Abortion Pill Deaths Rocket in USA

The rate of murders with abortion pills has rocketed in the USA. A new report claims that total abortions were actually higher in the first months of 2024 than in the months before the U.S. Supreme Court overturned Roe v. Wade, which if true would mean efforts to dispense abortion pills remotely are outpacing the number of lives saved by newly enforceable pro-life laws. But pro-lifers have identified reasons to question the findings.

On Wednesday, the pro-abortion Society of Family Planning (SFP) released its #WeCount Report, a study of data on clinician-provided abortions from April 2022 to March 2024. It estimates that broad abortion bans that took effect in 14 states after the Supreme Court’s Dobbs ruling have prevented a total of 208,040 in-person abortions in those states, yet nationwide found an average of 98,990 abortions per month from January through March 2024 compared with a monthly average of 84,000 from April through May 2022, shortly before Dobbs in June.

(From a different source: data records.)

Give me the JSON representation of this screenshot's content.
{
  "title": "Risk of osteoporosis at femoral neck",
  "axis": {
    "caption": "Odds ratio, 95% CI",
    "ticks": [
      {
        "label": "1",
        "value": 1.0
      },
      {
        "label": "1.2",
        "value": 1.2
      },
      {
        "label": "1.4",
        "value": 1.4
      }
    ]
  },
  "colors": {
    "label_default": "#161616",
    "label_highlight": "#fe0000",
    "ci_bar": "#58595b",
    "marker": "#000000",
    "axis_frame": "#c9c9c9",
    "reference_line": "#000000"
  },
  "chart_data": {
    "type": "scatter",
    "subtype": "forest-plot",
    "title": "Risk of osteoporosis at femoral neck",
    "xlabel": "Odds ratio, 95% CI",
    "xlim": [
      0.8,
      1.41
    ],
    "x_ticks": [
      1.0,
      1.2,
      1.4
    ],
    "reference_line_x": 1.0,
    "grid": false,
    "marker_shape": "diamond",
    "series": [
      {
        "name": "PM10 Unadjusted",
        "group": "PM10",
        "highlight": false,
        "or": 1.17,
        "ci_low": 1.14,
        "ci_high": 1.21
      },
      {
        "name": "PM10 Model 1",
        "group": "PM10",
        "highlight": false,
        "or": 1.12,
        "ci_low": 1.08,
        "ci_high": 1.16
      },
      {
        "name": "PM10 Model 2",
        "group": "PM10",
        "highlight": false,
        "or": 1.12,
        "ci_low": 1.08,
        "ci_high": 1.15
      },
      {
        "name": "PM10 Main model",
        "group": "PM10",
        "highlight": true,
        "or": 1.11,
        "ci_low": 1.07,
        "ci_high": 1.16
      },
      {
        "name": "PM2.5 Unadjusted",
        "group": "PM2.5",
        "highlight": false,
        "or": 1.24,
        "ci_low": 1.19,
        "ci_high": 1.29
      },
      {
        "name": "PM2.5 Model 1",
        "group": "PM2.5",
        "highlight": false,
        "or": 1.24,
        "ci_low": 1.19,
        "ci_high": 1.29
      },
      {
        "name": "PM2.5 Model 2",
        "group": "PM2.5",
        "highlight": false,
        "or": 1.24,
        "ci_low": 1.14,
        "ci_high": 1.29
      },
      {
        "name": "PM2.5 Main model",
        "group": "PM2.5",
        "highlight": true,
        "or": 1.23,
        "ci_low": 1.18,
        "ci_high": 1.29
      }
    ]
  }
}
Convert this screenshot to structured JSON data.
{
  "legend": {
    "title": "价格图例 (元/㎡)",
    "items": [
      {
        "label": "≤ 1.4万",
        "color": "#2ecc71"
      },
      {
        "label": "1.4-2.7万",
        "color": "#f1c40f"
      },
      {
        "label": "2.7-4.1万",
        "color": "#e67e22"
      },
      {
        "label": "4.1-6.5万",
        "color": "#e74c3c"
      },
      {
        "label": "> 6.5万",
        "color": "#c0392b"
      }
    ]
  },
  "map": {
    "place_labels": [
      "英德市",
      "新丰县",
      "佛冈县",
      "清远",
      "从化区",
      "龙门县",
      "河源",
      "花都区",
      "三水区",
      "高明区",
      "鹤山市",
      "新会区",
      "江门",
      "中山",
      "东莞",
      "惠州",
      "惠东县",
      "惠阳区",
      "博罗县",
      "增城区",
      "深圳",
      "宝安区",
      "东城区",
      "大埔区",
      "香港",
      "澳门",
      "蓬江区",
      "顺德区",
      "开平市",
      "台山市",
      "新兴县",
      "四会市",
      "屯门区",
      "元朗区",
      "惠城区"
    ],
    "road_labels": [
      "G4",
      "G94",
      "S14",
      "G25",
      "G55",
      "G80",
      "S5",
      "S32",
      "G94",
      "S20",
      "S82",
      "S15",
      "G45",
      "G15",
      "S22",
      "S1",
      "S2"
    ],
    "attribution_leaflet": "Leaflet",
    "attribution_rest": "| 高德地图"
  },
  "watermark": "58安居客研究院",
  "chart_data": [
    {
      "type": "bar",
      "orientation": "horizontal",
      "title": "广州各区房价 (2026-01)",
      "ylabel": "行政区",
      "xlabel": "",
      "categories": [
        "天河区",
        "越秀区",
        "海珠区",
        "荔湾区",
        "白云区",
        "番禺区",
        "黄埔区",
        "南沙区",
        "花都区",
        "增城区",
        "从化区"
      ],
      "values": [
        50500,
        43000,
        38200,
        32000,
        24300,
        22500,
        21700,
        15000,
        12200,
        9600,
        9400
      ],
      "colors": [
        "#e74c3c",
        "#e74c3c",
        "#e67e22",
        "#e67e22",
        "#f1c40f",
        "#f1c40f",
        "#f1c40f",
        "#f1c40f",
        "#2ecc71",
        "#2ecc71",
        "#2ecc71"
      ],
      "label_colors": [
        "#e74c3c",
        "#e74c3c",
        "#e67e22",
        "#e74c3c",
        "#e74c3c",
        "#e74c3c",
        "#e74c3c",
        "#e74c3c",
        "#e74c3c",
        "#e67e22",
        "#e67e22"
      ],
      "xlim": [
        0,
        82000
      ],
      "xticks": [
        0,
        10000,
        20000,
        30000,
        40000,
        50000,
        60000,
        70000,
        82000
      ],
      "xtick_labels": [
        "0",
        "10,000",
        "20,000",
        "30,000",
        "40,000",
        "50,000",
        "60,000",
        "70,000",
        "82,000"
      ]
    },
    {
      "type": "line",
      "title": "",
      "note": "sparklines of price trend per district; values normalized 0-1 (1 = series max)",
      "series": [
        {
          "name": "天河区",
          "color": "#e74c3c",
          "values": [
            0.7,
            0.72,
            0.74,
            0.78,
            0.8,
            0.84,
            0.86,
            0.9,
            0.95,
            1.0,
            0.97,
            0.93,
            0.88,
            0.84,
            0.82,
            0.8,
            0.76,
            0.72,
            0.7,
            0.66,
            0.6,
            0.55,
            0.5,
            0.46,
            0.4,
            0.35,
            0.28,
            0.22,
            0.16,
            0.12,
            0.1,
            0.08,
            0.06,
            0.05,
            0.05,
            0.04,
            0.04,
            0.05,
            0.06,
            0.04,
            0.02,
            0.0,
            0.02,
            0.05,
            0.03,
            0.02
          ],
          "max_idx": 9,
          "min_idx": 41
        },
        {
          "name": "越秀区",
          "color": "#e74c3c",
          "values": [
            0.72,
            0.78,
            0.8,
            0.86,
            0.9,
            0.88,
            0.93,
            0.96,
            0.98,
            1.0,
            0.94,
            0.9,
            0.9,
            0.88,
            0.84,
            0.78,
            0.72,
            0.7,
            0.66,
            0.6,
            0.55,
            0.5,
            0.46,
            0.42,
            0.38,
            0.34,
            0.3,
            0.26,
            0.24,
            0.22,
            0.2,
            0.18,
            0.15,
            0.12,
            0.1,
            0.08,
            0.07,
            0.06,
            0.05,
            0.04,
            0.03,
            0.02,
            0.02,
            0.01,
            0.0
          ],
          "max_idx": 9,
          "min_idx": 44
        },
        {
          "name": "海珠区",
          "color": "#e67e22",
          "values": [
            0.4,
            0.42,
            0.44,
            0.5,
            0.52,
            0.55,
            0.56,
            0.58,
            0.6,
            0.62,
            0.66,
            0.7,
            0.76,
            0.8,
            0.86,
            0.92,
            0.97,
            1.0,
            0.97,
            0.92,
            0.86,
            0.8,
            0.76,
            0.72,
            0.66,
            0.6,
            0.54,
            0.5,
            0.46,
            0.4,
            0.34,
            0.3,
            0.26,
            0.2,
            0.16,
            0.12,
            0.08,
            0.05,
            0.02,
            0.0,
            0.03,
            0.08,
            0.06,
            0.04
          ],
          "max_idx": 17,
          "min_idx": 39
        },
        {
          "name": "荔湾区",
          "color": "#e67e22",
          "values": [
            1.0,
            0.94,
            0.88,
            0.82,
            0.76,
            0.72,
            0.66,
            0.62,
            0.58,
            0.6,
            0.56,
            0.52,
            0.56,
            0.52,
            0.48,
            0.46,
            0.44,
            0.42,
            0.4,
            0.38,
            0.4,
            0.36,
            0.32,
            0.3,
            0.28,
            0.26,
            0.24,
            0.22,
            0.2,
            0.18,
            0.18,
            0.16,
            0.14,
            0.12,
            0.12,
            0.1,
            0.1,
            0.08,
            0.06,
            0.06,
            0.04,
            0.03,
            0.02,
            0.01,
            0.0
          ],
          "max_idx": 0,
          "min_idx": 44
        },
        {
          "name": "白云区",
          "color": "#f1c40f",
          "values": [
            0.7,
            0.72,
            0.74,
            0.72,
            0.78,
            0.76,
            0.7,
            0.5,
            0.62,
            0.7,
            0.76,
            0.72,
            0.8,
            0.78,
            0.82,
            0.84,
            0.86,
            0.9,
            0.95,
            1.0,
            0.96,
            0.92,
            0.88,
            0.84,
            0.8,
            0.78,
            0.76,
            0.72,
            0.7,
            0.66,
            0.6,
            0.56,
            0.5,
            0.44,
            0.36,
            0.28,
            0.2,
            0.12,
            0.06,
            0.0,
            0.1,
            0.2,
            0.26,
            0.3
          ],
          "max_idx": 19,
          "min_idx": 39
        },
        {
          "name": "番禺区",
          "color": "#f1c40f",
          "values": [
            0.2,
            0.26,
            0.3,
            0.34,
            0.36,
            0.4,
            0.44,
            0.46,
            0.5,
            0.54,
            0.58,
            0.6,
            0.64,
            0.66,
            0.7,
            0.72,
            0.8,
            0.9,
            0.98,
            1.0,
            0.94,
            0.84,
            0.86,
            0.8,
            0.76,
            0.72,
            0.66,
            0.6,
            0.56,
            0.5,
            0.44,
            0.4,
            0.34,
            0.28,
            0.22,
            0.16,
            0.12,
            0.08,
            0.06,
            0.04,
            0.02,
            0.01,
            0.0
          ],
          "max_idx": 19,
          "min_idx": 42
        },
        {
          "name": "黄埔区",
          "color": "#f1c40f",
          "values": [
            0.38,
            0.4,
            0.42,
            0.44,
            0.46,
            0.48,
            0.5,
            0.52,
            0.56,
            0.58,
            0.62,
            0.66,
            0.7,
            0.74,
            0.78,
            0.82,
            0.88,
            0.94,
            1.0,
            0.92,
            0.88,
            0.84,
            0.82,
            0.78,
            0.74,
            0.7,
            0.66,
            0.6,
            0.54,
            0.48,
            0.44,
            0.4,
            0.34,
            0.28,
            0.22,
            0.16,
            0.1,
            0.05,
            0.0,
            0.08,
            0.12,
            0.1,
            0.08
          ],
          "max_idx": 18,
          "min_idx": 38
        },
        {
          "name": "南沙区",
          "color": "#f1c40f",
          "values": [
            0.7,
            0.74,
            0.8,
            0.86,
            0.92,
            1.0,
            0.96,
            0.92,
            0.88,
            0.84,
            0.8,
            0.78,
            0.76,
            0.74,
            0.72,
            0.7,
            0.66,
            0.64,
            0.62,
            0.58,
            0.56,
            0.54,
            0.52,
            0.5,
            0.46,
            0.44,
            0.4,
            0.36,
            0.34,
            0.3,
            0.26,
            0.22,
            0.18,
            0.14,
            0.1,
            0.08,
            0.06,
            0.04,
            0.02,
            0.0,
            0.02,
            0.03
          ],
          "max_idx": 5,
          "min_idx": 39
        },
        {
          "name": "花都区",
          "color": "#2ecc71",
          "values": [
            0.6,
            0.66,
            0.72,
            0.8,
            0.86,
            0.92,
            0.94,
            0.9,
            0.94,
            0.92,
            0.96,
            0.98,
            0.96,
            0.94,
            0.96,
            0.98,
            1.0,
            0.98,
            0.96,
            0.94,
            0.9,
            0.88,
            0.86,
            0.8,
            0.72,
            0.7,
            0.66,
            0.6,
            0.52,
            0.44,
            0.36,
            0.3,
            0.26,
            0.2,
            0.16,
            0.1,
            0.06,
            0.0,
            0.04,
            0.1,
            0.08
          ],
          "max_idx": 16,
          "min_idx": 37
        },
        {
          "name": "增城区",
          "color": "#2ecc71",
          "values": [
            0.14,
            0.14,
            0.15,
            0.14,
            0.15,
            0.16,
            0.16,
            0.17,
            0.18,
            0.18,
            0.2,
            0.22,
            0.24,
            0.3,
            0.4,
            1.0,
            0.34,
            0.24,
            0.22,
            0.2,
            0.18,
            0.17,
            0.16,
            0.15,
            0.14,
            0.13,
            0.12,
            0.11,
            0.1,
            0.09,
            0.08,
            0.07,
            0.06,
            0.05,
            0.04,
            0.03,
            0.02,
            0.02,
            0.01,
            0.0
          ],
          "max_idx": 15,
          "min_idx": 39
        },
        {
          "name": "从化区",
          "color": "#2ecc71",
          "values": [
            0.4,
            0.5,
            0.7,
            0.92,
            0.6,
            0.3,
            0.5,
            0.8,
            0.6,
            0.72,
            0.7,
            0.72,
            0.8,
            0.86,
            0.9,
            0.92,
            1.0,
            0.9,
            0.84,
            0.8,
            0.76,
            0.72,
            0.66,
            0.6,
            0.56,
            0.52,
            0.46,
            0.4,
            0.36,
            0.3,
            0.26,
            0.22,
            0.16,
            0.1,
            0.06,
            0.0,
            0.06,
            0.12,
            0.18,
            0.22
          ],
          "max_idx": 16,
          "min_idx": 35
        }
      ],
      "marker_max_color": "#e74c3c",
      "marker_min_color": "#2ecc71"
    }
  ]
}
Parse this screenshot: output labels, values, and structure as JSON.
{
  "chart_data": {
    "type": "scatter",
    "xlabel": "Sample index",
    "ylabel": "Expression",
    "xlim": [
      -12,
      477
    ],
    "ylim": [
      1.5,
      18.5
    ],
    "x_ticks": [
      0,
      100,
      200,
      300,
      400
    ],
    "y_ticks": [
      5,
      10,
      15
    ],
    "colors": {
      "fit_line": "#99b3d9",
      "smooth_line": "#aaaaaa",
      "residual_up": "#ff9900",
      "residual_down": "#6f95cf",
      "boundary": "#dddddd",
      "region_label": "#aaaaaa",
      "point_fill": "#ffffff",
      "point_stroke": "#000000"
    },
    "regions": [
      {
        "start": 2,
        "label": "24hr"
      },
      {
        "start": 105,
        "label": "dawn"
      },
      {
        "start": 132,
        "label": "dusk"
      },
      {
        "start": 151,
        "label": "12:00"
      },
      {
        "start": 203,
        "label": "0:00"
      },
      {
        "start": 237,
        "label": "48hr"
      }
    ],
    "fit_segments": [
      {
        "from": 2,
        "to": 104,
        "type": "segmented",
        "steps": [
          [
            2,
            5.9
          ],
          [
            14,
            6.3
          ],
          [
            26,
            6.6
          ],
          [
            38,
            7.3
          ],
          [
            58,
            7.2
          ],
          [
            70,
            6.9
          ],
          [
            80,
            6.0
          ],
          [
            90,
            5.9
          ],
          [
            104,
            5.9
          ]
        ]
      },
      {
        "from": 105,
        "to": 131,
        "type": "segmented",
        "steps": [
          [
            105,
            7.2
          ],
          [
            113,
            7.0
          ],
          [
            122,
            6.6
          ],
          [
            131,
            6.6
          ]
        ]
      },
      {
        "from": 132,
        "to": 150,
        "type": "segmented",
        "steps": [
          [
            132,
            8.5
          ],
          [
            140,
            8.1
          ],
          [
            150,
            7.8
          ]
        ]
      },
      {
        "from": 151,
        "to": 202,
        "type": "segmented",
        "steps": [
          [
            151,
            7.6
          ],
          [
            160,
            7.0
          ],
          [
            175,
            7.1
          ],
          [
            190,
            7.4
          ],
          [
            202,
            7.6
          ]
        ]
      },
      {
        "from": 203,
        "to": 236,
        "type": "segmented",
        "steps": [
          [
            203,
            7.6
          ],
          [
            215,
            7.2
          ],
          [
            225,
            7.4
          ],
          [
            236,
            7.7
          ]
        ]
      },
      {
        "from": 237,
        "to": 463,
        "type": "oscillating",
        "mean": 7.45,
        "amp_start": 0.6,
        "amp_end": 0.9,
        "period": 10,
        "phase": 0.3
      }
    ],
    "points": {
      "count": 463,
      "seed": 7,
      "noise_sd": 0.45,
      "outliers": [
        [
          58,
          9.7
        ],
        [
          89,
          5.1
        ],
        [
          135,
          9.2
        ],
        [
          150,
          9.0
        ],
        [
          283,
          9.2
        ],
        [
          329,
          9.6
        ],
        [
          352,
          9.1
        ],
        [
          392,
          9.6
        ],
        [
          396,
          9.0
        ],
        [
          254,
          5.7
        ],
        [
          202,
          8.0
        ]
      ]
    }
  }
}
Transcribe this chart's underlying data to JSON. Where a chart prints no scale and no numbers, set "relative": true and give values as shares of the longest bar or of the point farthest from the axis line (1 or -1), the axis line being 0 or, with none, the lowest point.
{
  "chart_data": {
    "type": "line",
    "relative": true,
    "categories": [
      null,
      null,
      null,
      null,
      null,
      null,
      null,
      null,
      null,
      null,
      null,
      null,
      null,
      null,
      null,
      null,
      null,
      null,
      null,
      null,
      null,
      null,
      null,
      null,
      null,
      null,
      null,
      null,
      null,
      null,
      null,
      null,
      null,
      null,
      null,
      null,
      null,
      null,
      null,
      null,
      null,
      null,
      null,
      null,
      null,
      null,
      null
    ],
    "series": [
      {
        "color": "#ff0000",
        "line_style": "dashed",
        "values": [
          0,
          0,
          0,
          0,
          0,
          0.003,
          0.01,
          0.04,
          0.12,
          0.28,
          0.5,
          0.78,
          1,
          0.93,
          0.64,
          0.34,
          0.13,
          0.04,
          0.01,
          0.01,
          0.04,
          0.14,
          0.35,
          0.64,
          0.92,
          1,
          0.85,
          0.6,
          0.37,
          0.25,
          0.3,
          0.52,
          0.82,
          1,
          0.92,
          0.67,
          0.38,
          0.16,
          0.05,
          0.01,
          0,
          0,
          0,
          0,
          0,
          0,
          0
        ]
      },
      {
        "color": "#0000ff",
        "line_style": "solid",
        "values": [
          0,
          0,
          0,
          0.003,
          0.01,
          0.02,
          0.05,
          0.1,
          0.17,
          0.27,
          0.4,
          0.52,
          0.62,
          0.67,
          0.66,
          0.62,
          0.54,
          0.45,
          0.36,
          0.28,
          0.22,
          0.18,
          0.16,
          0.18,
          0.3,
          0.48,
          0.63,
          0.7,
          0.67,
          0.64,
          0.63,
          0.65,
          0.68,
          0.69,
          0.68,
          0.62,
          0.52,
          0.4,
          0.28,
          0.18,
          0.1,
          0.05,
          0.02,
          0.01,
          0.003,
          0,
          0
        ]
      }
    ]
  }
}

“This increase in the national totals appears to be driven by the increase in telehealth abortions,” the group says. “Excluding abortions provided under shield laws and by brick-and-mortar clinics (as collection of these data by #WeCount began in July 2023), the national monthly number of telehealth abortions in January-March 2024 is 28% higher than the national monthly number of telehealth abortions in January-March 2023. The national monthly number of in-person abortions in January-March 2024 is about the same (1% lower) than the national monthly number of in-person abortions in January-March 2023.”

“Nationally, telehealth abortions grew from 4% of all abortions in April 2022 to 20% in March 2024,” the report added. “Telehealth represented 21% of all abortions in January 2024, 19% in February, and 20% in March. The number of telehealth abortions provided by all categories of providers (e.g., virtual-only, brick-and-mortar) appear to be increasing.”

Reacting to the news, Catholic University of America professor and Charlotte Lozier Institute scholar Michael New expressed that a degree of skepticism is in order. He noted that SFP “really had no previous experience doing abortion estimates prior to Dobbs,” and many of their state estimates differ significantly from those of the Guttmacher Institute, which while pro-abortion is taken by most on both sides to be the most comprehensive source of abortion data. Guttmacher’s national abortion estimate for 2022 was 951,168, followed by 912,360 in 2023, a decrease of 38,808.